The literal cocktail, which appears to have gained popularity in recent months, is said to induce a state of euphoria without exhaustion, leaving users feeling “dreamy, active and energetic.”
Reports say the beverage produces an extended sensation of pleasure in situations such as playing games or having sex. The cocktail is also known to cause hallucinations.
Caffeine, diazepam, ketamine, MDMA (ecstasy), methamphetamine and tramadol reportedly compose the superdrug. It’s unclear whether all substances must be in the mix or if a combination of some would deliver the same effects.
In late April, authorities in Thailand ramped up their campaign against the drug following the arrest of an individual who allegedly sold it in entertainment venues across Pattaya.

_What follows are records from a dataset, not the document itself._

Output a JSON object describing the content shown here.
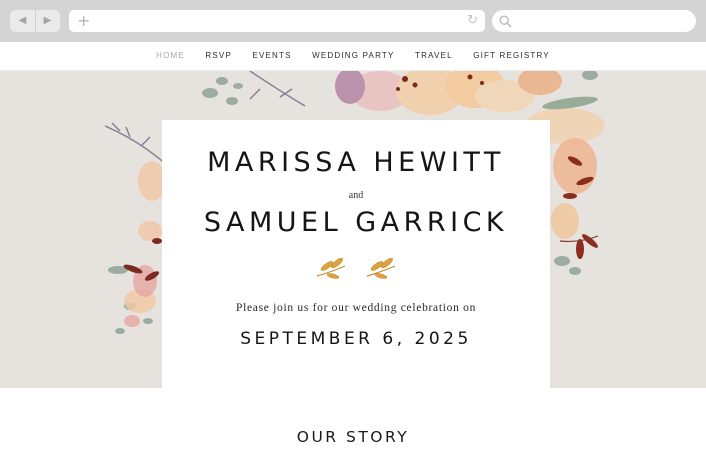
{
  "browser": {
    "back_icon": "back-arrow-icon",
    "forward_icon": "forward-arrow-icon",
    "new_tab_icon": "plus-icon",
    "reload_icon": "reload-icon",
    "search_icon": "search-icon"
  },
  "nav": {
    "items": [
      "HOME",
      "RSVP",
      "EVENTS",
      "WEDDING PARTY",
      "TRAVEL",
      "GIFT REGISTRY"
    ],
    "active_index": 0
  },
  "hero": {
    "name1": "MARISSA HEWITT",
    "and": "and",
    "name2": "SAMUEL GARRICK",
    "invite": "Please join us for our wedding celebration on",
    "date": "SEPTEMBER 6, 2025"
  },
  "sections": {
    "story_title": "OUR STORY"
  },
  "colors": {
    "hero_background": "#e6e2de",
    "leaf_accent": "#d9a441",
    "text_dark": "#151515"
  }
}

Investigators said the drug is popular among locals and foreigners visiting the city’s nightspots.
Last Friday, authorities in Myanmar announced that 497 grams of the drug had been seized in a Yangon operation that led to the arrest of four individuals. Each packet was reportedly being sold for 80,000 kyat (approximately $43). Similar to the cases in Thailand, the suspects allegedly sold the drug in bars and clubs.
As early as 2009, the United Nations Office on Drugs and Crime (UNODC) reported that a bottled beverage sold as “happy water” began to appear in China. The cocktail included ketamine and methamphetamine, but also had amphetamine, the generic name for Adderall.

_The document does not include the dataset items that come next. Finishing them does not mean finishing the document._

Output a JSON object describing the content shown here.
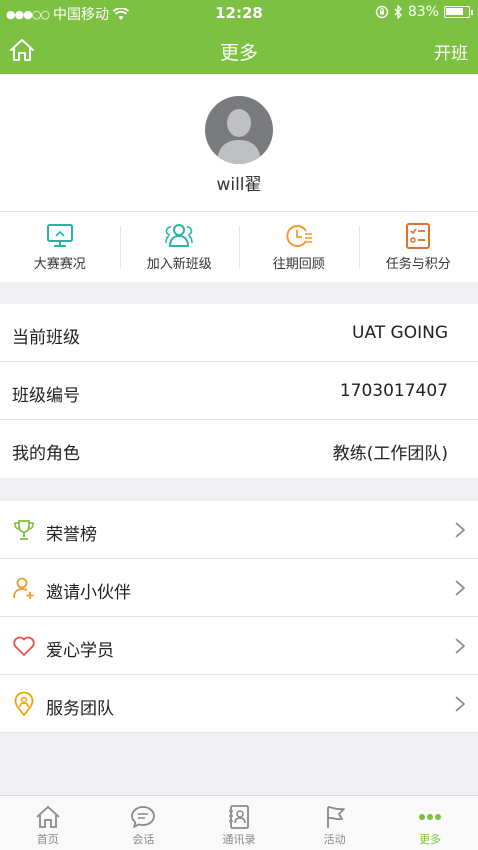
{
  "status_bar": {
    "signal": "●●●○○",
    "carrier": "中国移动",
    "time": "12:28",
    "battery": "83%",
    "battery_level": 0.83
  },
  "nav": {
    "title": "更多",
    "action": "开班",
    "home_icon": "home-icon"
  },
  "profile": {
    "username": "will翟"
  },
  "quick_actions": [
    {
      "label": "大赛赛况",
      "icon": "monitor-icon",
      "color": "#2bb3a3"
    },
    {
      "label": "加入新班级",
      "icon": "group-icon",
      "color": "#2bb3a3"
    },
    {
      "label": "往期回顾",
      "icon": "clock-list-icon",
      "color": "#f29a2e"
    },
    {
      "label": "任务与积分",
      "icon": "checklist-icon",
      "color": "#e0702c"
    }
  ],
  "class_info": [
    {
      "key": "当前班级",
      "value": "UAT GOING"
    },
    {
      "key": "班级编号",
      "value": "1703017407"
    },
    {
      "key": "我的角色",
      "value": "教练(工作团队)"
    }
  ],
  "menu": [
    {
      "label": "荣誉榜",
      "icon": "trophy-icon",
      "color": "#7dc142"
    },
    {
      "label": "邀请小伙伴",
      "icon": "add-person-icon",
      "color": "#f29a2e"
    },
    {
      "label": "爱心学员",
      "icon": "heart-icon",
      "color": "#e2554f"
    },
    {
      "label": "服务团队",
      "icon": "location-person-icon",
      "color": "#f0a500"
    }
  ],
  "tabs": [
    {
      "label": "首页",
      "icon": "home-icon",
      "active": false
    },
    {
      "label": "会话",
      "icon": "chat-icon",
      "active": false
    },
    {
      "label": "通讯录",
      "icon": "contacts-icon",
      "active": false
    },
    {
      "label": "活动",
      "icon": "flag-icon",
      "active": false
    },
    {
      "label": "更多",
      "icon": "more-icon",
      "active": true
    }
  ],
  "colors": {
    "brand_green": "#7dc142",
    "background": "#efeff4"
  }
}
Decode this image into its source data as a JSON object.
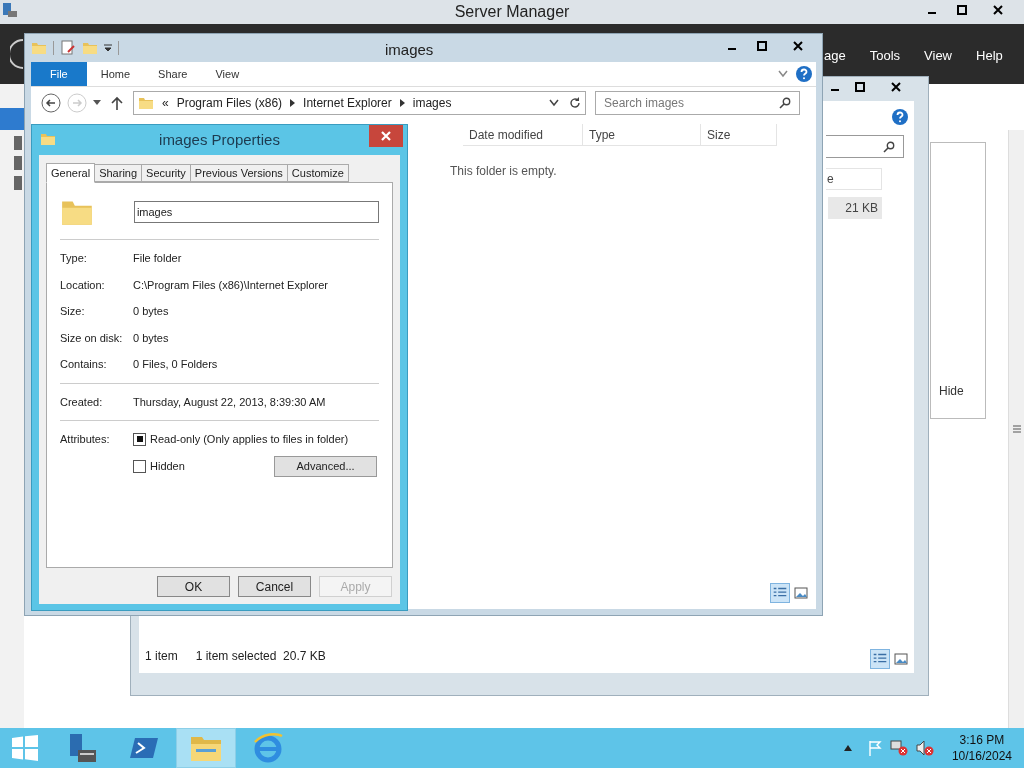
{
  "server_manager": {
    "title": "Server Manager",
    "menu": [
      "age",
      "Tools",
      "View",
      "Help"
    ],
    "sidebar": [
      {
        "selected": true
      },
      {
        "selected": false
      },
      {
        "selected": false
      },
      {
        "selected": false
      }
    ],
    "hide_button": "Hide"
  },
  "back_explorer": {
    "column_partial": "e",
    "size_cell": "21 KB",
    "status": {
      "count": "1 item",
      "selection": "1 item selected  20.7 KB"
    }
  },
  "explorer": {
    "title": "images",
    "ribbon_tabs": [
      {
        "label": "File",
        "selected": true
      },
      {
        "label": "Home",
        "selected": false
      },
      {
        "label": "Share",
        "selected": false
      },
      {
        "label": "View",
        "selected": false
      }
    ],
    "overflow": "«",
    "breadcrumb": [
      "Program Files (x86)",
      "Internet Explorer",
      "images"
    ],
    "search": {
      "placeholder": "Search images"
    },
    "columns": [
      "Date modified",
      "Type",
      "Size"
    ],
    "empty_message": "This folder is empty."
  },
  "properties": {
    "title": "images Properties",
    "tabs": [
      {
        "label": "General",
        "selected": true
      },
      {
        "label": "Sharing",
        "selected": false
      },
      {
        "label": "Security",
        "selected": false
      },
      {
        "label": "Previous Versions",
        "selected": false
      },
      {
        "label": "Customize",
        "selected": false
      }
    ],
    "name_value": "images",
    "sections": [
      {
        "rows": [
          {
            "label": "Type:",
            "value": "File folder"
          },
          {
            "label": "Location:",
            "value": "C:\\Program Files (x86)\\Internet Explorer"
          },
          {
            "label": "Size:",
            "value": "0 bytes"
          },
          {
            "label": "Size on disk:",
            "value": "0 bytes"
          },
          {
            "label": "Contains:",
            "value": "0 Files, 0 Folders"
          }
        ]
      },
      {
        "rows": [
          {
            "label": "Created:",
            "value": "Thursday, August 22, 2013, 8:39:30 AM"
          }
        ]
      }
    ],
    "attributes": {
      "label": "Attributes:",
      "items": [
        {
          "label": "Read-only (Only applies to files in folder)",
          "checked": true
        },
        {
          "label": "Hidden",
          "checked": false
        }
      ],
      "advanced": "Advanced..."
    },
    "buttons": [
      {
        "label": "OK",
        "disabled": false
      },
      {
        "label": "Cancel",
        "disabled": false
      },
      {
        "label": "Apply",
        "disabled": true
      }
    ]
  },
  "taskbar": {
    "apps": [
      {
        "selected": false
      },
      {
        "selected": false
      },
      {
        "selected": true
      },
      {
        "selected": false
      }
    ],
    "time": "3:16 PM",
    "date": "10/16/2024"
  }
}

Acute abuse of happy water can cause headaches, confusion, memory impairment, high fever, elevated blood pressure and loss of appetite, among other signs and symptoms. Long-term or high-dose abuse can cause insomnia, paranoia, persistent hallucinations, mental disorders, pleasure deficiencies and loss of body balance.
While there are no known fatalities attributed to happy water, the mixture of multiple synthetics can cause death. Inshik Sim, a researcher at UNODC, told Vice World News that other Southeast Asian countries should start paying attention to the dangers brought about by the drug.

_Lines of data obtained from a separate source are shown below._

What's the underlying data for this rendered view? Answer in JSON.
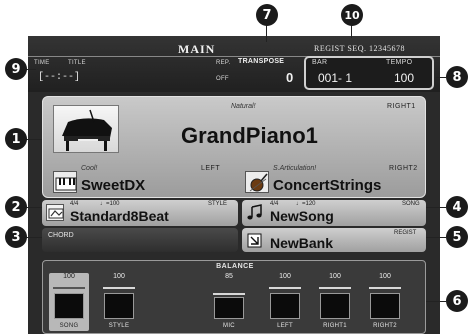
{
  "header": {
    "title": "MAIN",
    "regist_seq": "REGIST SEQ. 12345678",
    "time_label": "TIME",
    "title_label": "TITLE",
    "rep_label": "REP.",
    "off_label": "OFF",
    "time_value": "[--:--]",
    "transpose_label": "TRANSPOSE",
    "transpose_value": "0",
    "bar_label": "BAR",
    "tempo_label": "TEMPO",
    "bar_value": "001-  1",
    "tempo_value": "100"
  },
  "voices": {
    "right1": {
      "category": "Natural!",
      "part": "RIGHT1",
      "name": "GrandPiano1"
    },
    "left": {
      "category": "Cool!",
      "part": "LEFT",
      "name": "SweetDX"
    },
    "right2": {
      "category": "S.Articulation!",
      "part": "RIGHT2",
      "name": "ConcertStrings"
    }
  },
  "style": {
    "time_sig": "4/4",
    "tempo": "♩=100",
    "label": "STYLE",
    "name": "Standard8Beat"
  },
  "song": {
    "time_sig": "4/4",
    "tempo": "♩=120",
    "label": "SONG",
    "name": "NewSong"
  },
  "chord": {
    "label": "CHORD"
  },
  "regist": {
    "label": "REGIST",
    "name": "NewBank"
  },
  "balance": {
    "title": "BALANCE",
    "channels": [
      {
        "name": "SONG",
        "value": "100"
      },
      {
        "name": "STYLE",
        "value": "100"
      },
      {
        "name": "MIC",
        "value": "85"
      },
      {
        "name": "LEFT",
        "value": "100"
      },
      {
        "name": "RIGHT1",
        "value": "100"
      },
      {
        "name": "RIGHT2",
        "value": "100"
      }
    ]
  },
  "callouts": [
    "1",
    "2",
    "3",
    "4",
    "5",
    "6",
    "7",
    "8",
    "9",
    "10"
  ]
}
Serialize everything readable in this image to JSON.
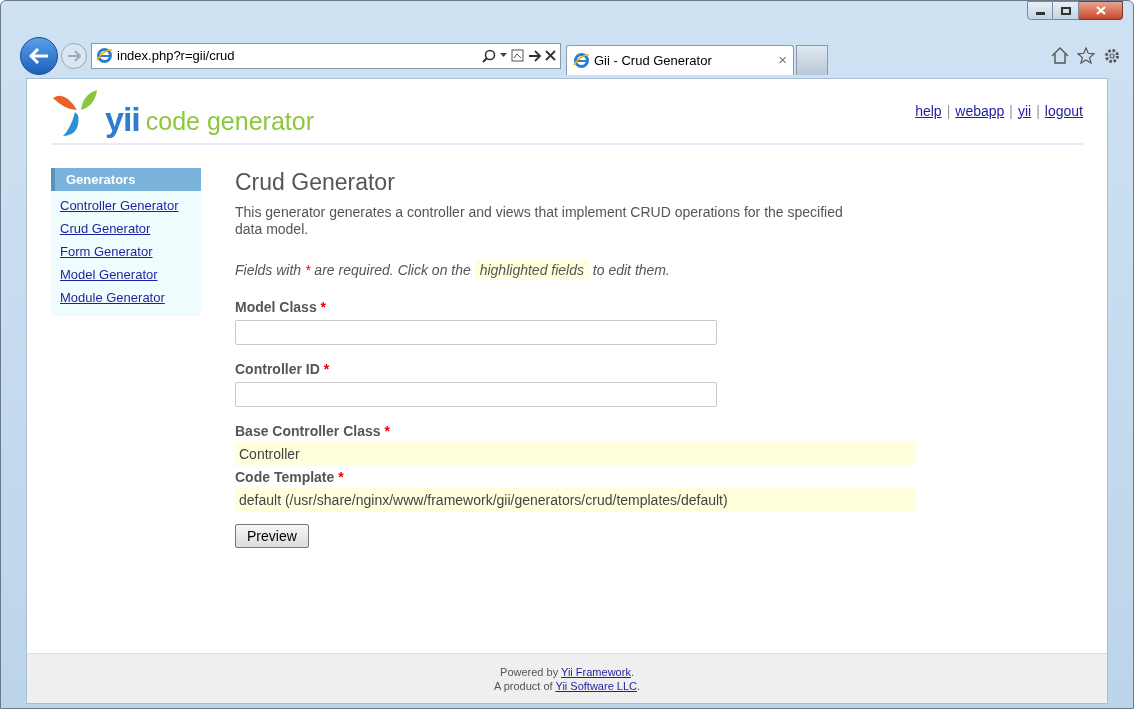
{
  "browser": {
    "address": "index.php?r=gii/crud",
    "tab_title": "Gii - Crud Generator",
    "tab_close": "×"
  },
  "header": {
    "logo_word": "yii",
    "logo_tagline": "code generator",
    "link_separator": "|",
    "links": [
      "help",
      "webapp",
      "yii",
      "logout"
    ]
  },
  "sidebar": {
    "title": "Generators",
    "items": [
      "Controller Generator",
      "Crud Generator",
      "Form Generator",
      "Model Generator",
      "Module Generator"
    ]
  },
  "main": {
    "title": "Crud Generator",
    "description": "This generator generates a controller and views that implement CRUD operations for the specified data model.",
    "note": {
      "before": "Fields with ",
      "mark": "*",
      "middle": " are required. Click on the ",
      "highlight": "highlighted fields",
      "after": " to edit them."
    },
    "required_mark": "*",
    "fields": [
      {
        "label": "Model Class",
        "required": true,
        "kind": "input"
      },
      {
        "label": "Controller ID",
        "required": true,
        "kind": "input"
      },
      {
        "label": "Base Controller Class",
        "required": true,
        "kind": "sticky",
        "value": "Controller"
      },
      {
        "label": "Code Template",
        "required": true,
        "kind": "sticky",
        "value": "default (/usr/share/nginx/www/framework/gii/generators/crud/templates/default)"
      }
    ],
    "button": "Preview"
  },
  "footer": {
    "line1": {
      "text": "Powered by ",
      "link": "Yii Framework",
      "end": "."
    },
    "line2": {
      "text": "A product of ",
      "link": "Yii Software LLC",
      "end": "."
    }
  }
}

“The key issue here is that some batches of ‘happy water’ may contain significant quantities of these substances compared to other batches, as there is no ‘quality control,’” Sim said. “When users consume those batches with high doses of these substances, a risk for overdose, and potentially fatality, increase significantly.”
The drug must be distinguished from the non-alcoholic drink Happy Water from the Chinese brand Shine Bee, which was banned by the country’s Food and Drug Administration in 2017 for containing a “first class psychoactive drug.” The beverage, likewise popular in bars and clubs, was found to be made from a psychoactive plant called Kava, which is native to Southeast Asia and the South Pacific islands.